Çin'in kendi iş sorunlarıyla birlikte gelişmekte olan ülkelerle ticari ilişkileri arttırmanın yoğun gayreti içerisinde olduğuna dikkat çeken Olpak, "İş dünyası olarak Çin'in Kuşak Yol projesini, ABD'nin daha iyi bir dünya için yeniden inşa edin projesini ve AB'nin küresel geçit projesini iyi analiz etmemiz lazım. Gündemimizdeki Asya Pasifik kavramından Hindistan'ın yükselişiyle birlikte Indo-Pasifik kavramına doğru bir geçişi gözlemliyoruz. Tüm bu gelişmeler etkisinde küresel ticaretin nasıl bir seyir izleyeceği belirsizliğini korurken hizmet ihracatı ve çevreci ürünlerin ticareti ise gündemde yerini artırarak koruyor. Özellikle çevreci ürünler konusunda ortaya çıkan yeni fırsat ve tehditlere değinmek istiyorum. Yeşil dönüşüm veya kapsamı geniş olduğu için yeşil ekonomi demeyi tercih ediyorum, bir taraftan getirilen uygulamalar sebebiyle ciddi tehditler içerirken, diğer taraftan kimileri için de yatırım ve büyüme fırsatları ve yeni ticaret kanalları açabilir. Benzer şekilde dijital ekonomi de sadece artan e-ticaretle sınırlı olmayan, alışılmamış iş modellerini ortaya çıkarttı. Bu sürece uyamayanlar için bir tehdit, süreci lehine kullananları için ise yeni fırsat alanları demek.

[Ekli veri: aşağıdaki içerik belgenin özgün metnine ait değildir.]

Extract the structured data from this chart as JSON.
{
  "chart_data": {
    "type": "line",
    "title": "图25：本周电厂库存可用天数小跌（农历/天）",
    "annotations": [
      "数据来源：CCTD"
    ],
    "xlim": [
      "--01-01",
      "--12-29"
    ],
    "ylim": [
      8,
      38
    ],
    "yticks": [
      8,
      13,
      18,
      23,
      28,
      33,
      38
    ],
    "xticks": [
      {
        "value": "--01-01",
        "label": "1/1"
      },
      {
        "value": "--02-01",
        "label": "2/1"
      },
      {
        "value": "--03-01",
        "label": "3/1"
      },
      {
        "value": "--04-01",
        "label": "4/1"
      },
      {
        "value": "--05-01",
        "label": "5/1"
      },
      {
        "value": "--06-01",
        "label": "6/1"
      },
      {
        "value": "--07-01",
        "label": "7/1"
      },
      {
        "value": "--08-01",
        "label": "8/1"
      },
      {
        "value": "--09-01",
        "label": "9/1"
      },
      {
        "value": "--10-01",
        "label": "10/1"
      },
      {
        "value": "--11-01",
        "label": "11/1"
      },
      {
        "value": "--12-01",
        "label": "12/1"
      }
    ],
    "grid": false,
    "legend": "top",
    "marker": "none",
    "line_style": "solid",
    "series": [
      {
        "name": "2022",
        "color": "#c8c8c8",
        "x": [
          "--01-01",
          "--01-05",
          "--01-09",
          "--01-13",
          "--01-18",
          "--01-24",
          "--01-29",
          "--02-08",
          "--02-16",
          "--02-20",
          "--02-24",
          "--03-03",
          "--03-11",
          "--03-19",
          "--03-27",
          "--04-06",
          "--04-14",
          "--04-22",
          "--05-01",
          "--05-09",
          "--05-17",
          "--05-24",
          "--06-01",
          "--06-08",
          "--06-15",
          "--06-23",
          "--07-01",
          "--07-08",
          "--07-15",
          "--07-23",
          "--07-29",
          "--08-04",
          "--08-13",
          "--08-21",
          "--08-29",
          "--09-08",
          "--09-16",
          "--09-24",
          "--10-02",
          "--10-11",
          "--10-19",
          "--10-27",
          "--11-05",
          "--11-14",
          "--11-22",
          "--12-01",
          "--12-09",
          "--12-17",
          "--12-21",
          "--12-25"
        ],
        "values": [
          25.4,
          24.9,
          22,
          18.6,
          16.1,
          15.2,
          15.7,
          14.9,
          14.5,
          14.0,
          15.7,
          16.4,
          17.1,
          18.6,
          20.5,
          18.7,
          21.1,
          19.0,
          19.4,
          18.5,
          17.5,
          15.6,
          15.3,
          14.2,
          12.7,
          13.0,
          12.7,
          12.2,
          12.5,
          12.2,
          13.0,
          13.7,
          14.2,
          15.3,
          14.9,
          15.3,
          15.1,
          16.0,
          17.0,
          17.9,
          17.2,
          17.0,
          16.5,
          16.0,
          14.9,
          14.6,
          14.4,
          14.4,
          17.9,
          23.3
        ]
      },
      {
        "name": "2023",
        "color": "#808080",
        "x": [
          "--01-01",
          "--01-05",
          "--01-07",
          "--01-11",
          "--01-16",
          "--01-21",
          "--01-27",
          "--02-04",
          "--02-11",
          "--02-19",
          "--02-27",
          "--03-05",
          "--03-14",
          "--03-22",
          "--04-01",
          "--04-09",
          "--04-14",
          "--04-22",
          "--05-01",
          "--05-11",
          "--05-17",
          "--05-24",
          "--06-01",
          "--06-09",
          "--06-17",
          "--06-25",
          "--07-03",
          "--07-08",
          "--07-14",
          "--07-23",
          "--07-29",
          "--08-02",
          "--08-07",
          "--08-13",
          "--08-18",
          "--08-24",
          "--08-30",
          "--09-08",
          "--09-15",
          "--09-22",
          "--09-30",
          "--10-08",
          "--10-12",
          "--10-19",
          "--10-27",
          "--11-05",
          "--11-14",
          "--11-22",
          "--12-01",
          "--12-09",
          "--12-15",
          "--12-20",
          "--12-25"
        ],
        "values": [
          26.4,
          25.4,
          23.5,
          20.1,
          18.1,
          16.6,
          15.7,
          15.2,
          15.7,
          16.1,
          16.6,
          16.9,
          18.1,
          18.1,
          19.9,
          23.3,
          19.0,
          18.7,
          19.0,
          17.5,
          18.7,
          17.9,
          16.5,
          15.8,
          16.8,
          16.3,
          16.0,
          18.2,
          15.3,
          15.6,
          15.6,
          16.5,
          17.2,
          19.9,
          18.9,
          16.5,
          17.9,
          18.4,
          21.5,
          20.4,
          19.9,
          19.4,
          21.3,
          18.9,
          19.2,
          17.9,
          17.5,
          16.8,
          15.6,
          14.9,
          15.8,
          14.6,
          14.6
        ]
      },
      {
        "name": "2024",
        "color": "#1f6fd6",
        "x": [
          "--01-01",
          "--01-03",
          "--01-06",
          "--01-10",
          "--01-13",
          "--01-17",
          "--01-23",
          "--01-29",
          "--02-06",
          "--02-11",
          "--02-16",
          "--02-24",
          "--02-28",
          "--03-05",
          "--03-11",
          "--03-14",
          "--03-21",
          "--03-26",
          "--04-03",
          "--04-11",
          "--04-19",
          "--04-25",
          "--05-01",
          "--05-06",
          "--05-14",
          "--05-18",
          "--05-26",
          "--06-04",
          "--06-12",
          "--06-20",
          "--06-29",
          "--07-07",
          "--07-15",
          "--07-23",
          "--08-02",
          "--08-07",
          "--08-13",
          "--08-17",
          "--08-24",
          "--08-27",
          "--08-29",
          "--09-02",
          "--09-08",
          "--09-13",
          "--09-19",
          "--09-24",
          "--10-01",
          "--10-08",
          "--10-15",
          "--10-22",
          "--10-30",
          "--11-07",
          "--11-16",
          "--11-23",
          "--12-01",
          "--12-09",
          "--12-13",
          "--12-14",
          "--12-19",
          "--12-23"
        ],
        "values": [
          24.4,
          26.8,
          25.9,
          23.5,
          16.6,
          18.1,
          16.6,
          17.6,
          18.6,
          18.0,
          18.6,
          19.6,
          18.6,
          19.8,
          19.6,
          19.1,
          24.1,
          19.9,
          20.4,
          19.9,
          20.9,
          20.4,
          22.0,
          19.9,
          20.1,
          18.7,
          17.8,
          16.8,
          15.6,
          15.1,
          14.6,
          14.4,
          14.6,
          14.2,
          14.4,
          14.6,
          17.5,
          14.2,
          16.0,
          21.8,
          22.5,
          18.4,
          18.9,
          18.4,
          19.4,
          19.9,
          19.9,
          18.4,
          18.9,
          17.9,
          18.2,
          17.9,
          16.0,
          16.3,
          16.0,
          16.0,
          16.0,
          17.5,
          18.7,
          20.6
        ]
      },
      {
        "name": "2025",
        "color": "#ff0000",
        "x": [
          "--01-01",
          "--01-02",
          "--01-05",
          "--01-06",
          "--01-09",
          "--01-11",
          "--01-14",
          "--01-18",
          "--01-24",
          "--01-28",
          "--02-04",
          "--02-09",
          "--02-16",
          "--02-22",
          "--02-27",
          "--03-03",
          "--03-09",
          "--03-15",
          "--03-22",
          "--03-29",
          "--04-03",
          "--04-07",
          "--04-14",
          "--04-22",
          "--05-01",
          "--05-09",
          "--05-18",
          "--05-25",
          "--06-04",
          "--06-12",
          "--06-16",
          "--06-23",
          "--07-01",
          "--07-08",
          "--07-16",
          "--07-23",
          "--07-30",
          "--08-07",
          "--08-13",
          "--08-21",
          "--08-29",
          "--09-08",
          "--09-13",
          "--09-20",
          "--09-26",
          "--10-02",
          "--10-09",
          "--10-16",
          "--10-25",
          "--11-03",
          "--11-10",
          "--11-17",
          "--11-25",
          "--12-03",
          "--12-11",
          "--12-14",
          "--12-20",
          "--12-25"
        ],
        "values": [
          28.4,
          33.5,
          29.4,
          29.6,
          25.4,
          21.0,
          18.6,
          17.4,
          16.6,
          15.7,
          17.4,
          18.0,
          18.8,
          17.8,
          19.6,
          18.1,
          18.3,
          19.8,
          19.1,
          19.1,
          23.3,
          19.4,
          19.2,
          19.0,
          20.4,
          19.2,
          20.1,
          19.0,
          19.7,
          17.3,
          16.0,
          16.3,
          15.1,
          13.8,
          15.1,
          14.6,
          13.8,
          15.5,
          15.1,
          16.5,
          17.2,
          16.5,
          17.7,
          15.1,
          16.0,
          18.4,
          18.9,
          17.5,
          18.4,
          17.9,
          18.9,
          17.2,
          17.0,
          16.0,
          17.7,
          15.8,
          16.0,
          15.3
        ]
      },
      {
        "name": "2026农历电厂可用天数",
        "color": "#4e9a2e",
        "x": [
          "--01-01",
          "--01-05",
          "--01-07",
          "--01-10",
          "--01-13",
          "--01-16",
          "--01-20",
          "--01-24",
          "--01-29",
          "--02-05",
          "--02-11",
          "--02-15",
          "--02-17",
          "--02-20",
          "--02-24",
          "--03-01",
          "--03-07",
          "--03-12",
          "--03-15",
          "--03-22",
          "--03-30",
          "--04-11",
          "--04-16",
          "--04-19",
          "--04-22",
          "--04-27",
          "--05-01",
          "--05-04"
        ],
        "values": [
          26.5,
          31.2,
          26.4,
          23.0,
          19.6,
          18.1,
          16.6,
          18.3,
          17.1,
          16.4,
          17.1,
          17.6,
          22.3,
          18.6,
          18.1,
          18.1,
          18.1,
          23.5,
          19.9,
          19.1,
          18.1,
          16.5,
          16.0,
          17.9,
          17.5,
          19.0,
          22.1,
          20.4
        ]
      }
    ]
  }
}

Biz de Dış Ekonomik İlişkiler Kurulu olarak bu gelişmeleri yakından takip ediyor ve sürecin etkileneni değil, yönlendirenleri arasında olmak için çalışıyoruz."
'ADALET İÇİN EŞİT TEMSİL GEREKİYOR'
UİP Onursal Başkanı Dr. Talal Abu Gazaleh de açılışta yaptığı konuşmada, bölgemizde yaşanan savaş ortamına dikkat çekerek, İsrail'in giderek artan saldırganlığının büyük bir tehlike yarattığına işaret etti. Filistin ile başlayan ve Lübnan ile devam eden sürecin çevre ülkelere de yayılma riski olduğunu belirten Abu Gazaleh, "Şu anda tarihte görülmemiş şeyler yaşanıyor. İsrail'in soykırım üzerine inşa ettiği savaşı 1 yıldır sürüyor ve dünya bu sürece sessiz kalıyor. Filistin'in yüzde 80'i zaten 1948 yılında Yahudi devletine dönüştürüldü ve 800 binden fazla Filistinli mülteci duruma düştü. Ancak kimse İsrail'in sorumluluk almasını sağlamadı, hesap vermesinin önüne geçildi. Bu kargaşa devam ediyor ve mevcut şiddet döngüsü ne zaman bitecek? Eğer bunlara bir şey yapamıyorsak ne yapıyoruz? Büyük dünya güçlerinin sinsice ilerleyen bu tehlikenin farkında olması gerekiyor." dedi.
Birleşmiş Milletler'deki sistemin şu anda paralize olduğunu kaydeden Abu Gazaleh, "Sistemi insan haklarına saygı duyan bir sisteme dönüştürmek ve bir reform yapmak gerekiyor. Etkili ve demokratik bir yapıya kavuşturulmalı. Sadece böyle bir sistem ülkeler arası eşitlik ve adaleti sağlar. Adalet için herkesin eşit bir şekilde temsil edilmesi gerekiyor. Herhangi bir devletin kendisini başka devletten üstün görmemesi lazım. Demokrasinin temelinde insanların birbirleri ile kurduğu saygı temelli ilişkiler yatar. Ülkelerin kendi içerisinde demokrasilerini yürüten saygı, mutlaka ülkeler arasında da olmalı." ifadelerini kullandı.
Ortadoğu'yu etkisi altına alan mevcut sıkıntılı ortamda Boğaziçi Zirvesi'nin teması içerisinde yer alan 'barış' konusunun kendilerine umut verdiğini anlatan Abu Gazaleh, "Şu anda daha çok zorluk ve daha az umut içerisindeyiz. Bunu kabul edecek miyiz yoksa her şeyi daha iyi yapma çabalarına devam edecek miyiz? Dünyadaki kaynakları adilce ve bencil olmayan şekilde kullandığımız sürece dünya her birey için daha ideal bir yere dönüşür, daha ilerleyici bir yapı oluşur. Biz barışın dünyaya hakim olmasını ve gelişmesini istiyoruz." diye konuştu.